Sophomore Seminars

Energy Options for the 21st Century

In this seminar, we will look at choices that can be envisioned for meeting the future energy needs of the United States and the rest of our planet, and evaluate their strengths and weaknesses. We'll explore the basic physics of energy sources, the technologies we might employ, and some of the intertwined public policy issues. The first half of our course will survey possible energy technologies and develop an appreciation of the underlying physics to provide some quantitative estimates of the tradeoffs. In the second half of the course, the seminar members (individually or in groups) will be asked to prepare a discussion and paper on a selected technology or on a related public policy choice. An inquiring mind, but no previous expertise or course prerequisites, is required. We hope that you will learn to appreciate the need to bring quantitative estimates to the policy options in order to make rational choices for a sustainable world energy economy. We will use both lecture and discussion formats. We are arranging local field trips to see some of the energy technologies and learn from local experts.
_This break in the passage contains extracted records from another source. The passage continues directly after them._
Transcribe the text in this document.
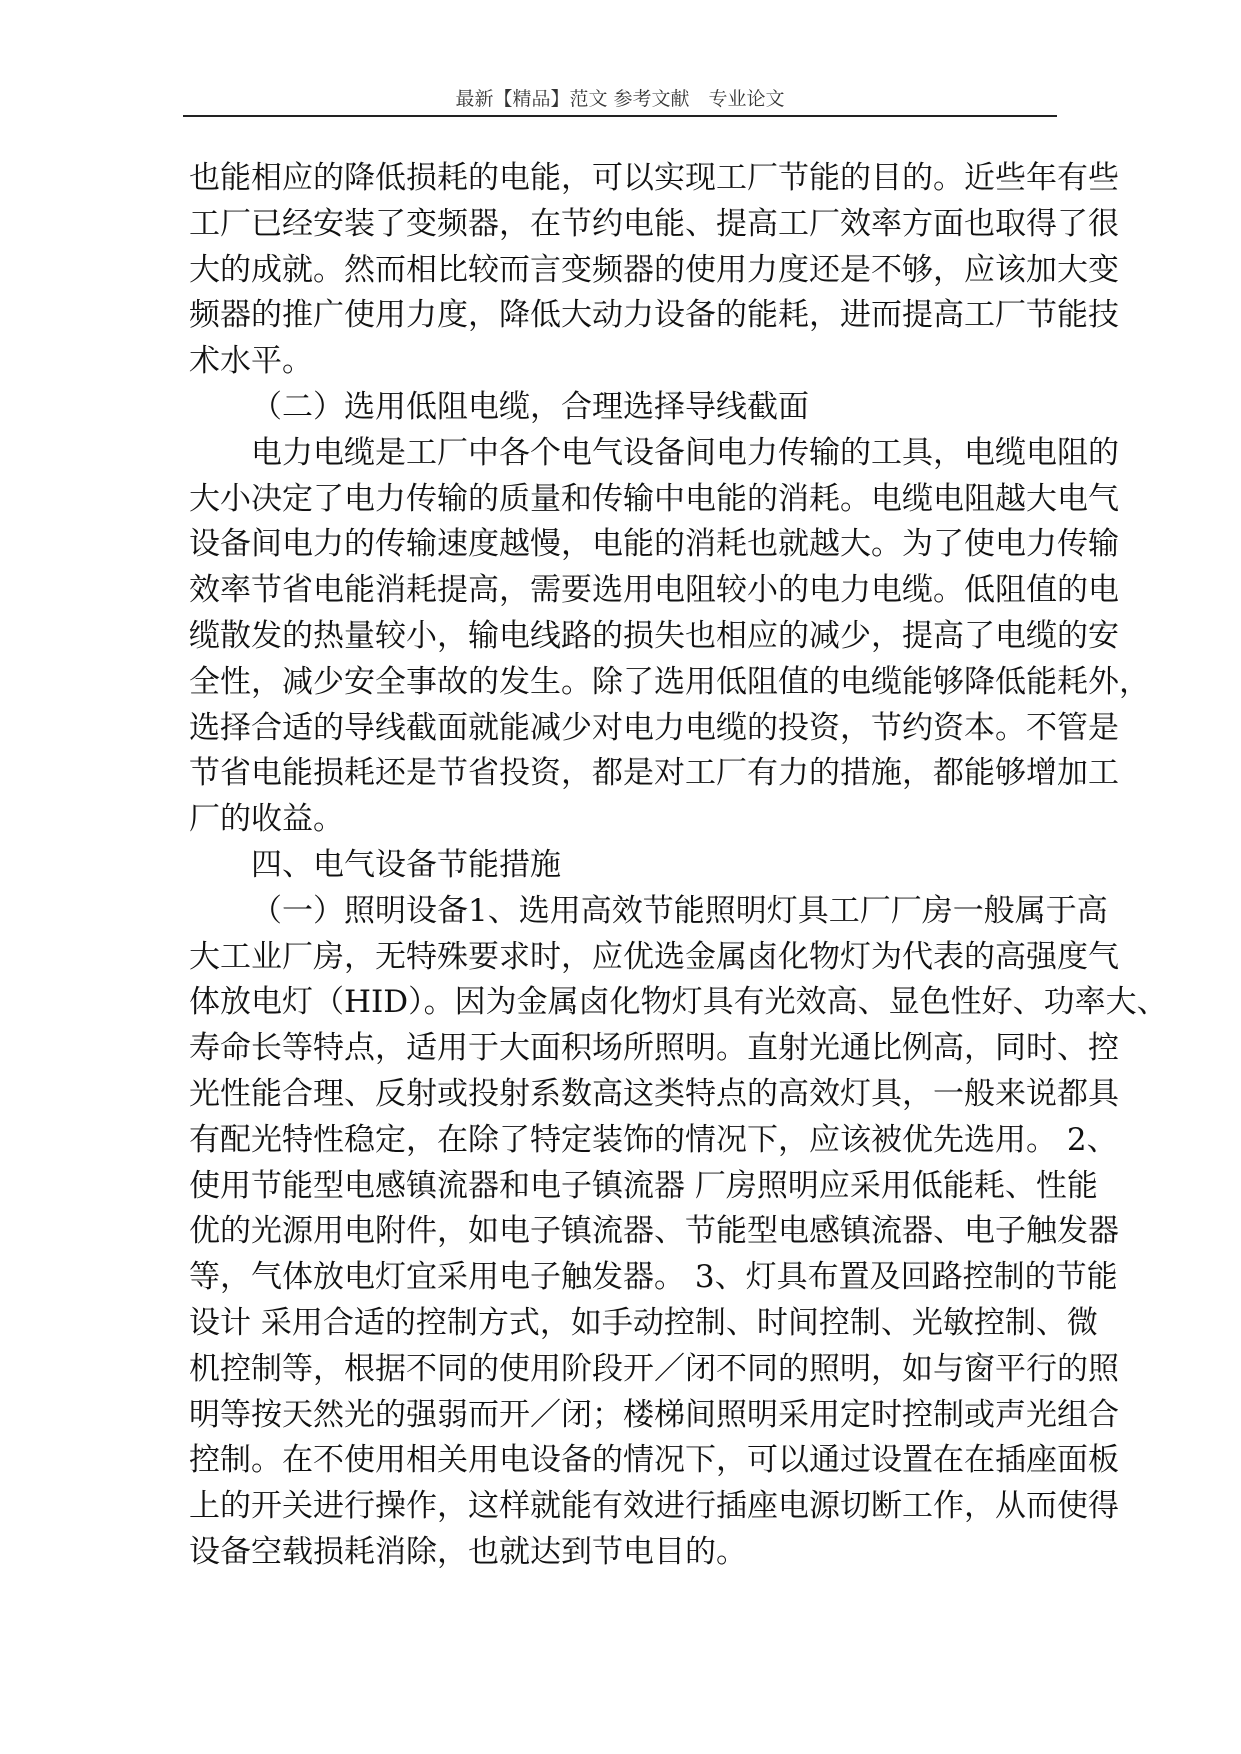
最新【精品】范文 参考文献　专业论文
也能相应的降低损耗的电能，可以实现工厂节能的目的。近些年有些
工厂已经安装了变频器，在节约电能、提高工厂效率方面也取得了很
大的成就。然而相比较而言变频器的使用力度还是不够，应该加大变
频器的推广使用力度，降低大动力设备的能耗，进而提高工厂节能技
术水平。
（二）选用低阻电缆，合理选择导线截面
电力电缆是工厂中各个电气设备间电力传输的工具，电缆电阻的
大小决定了电力传输的质量和传输中电能的消耗。电缆电阻越大电气
设备间电力的传输速度越慢，电能的消耗也就越大。为了使电力传输
效率节省电能消耗提高，需要选用电阻较小的电力电缆。低阻值的电
缆散发的热量较小，输电线路的损失也相应的减少，提高了电缆的安
全性，减少安全事故的发生。除了选用低阻值的电缆能够降低能耗外，
选择合适的导线截面就能减少对电力电缆的投资，节约资本。不管是
节省电能损耗还是节省投资，都是对工厂有力的措施，都能够增加工
厂的收益。
四、电气设备节能措施
（一）照明设备1、选用高效节能照明灯具工厂厂房一般属于高
大工业厂房，无特殊要求时，应优选金属卤化物灯为代表的高强度气
体放电灯（HID）。因为金属卤化物灯具有光效高、显色性好、功率大、
寿命长等特点，适用于大面积场所照明。直射光通比例高，同时、控
光性能合理、反射或投射系数高这类特点的高效灯具，一般来说都具
有配光特性稳定，在除了特定装饰的情况下，应该被优先选用。 2、
使用节能型电感镇流器和电子镇流器 厂房照明应采用低能耗、性能
优的光源用电附件，如电子镇流器、节能型电感镇流器、电子触发器
等，气体放电灯宜采用电子触发器。 3、灯具布置及回路控制的节能
设计 采用合适的控制方式，如手动控制、时间控制、光敏控制、微
机控制等，根据不同的使用阶段开／闭不同的照明，如与窗平行的照
明等按天然光的强弱而开／闭；楼梯间照明采用定时控制或声光组合
控制。在不使用相关用电设备的情况下，可以通过设置在在插座面板
上的开关进行操作，这样就能有效进行插座电源切断工作，从而使得
设备空载损耗消除，也就达到节电目的。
This seminar is most immediately accessible for sophomores with some science background, but we are particularly interested in a balanced class with a mix of technology and public policy interests. Interested and motivated first-year students are also encouraged to sign up.

Meet the Instructor(s)

John Fox

John Fox is a senior scientist at SLAC National Accelerator Laboratory and a consulting professor in applied physics. His research interests center on particle-beam dynamics and high-speed signal-processing systems. His technology interests include energy and transportation technologies. He is also interested in how societal desires and value (in land use, urban design, and architecture) influence the demand for and choices of energy. He has received the Dean's Award for Distinguished Teaching and is a fellow of the American Physical Society.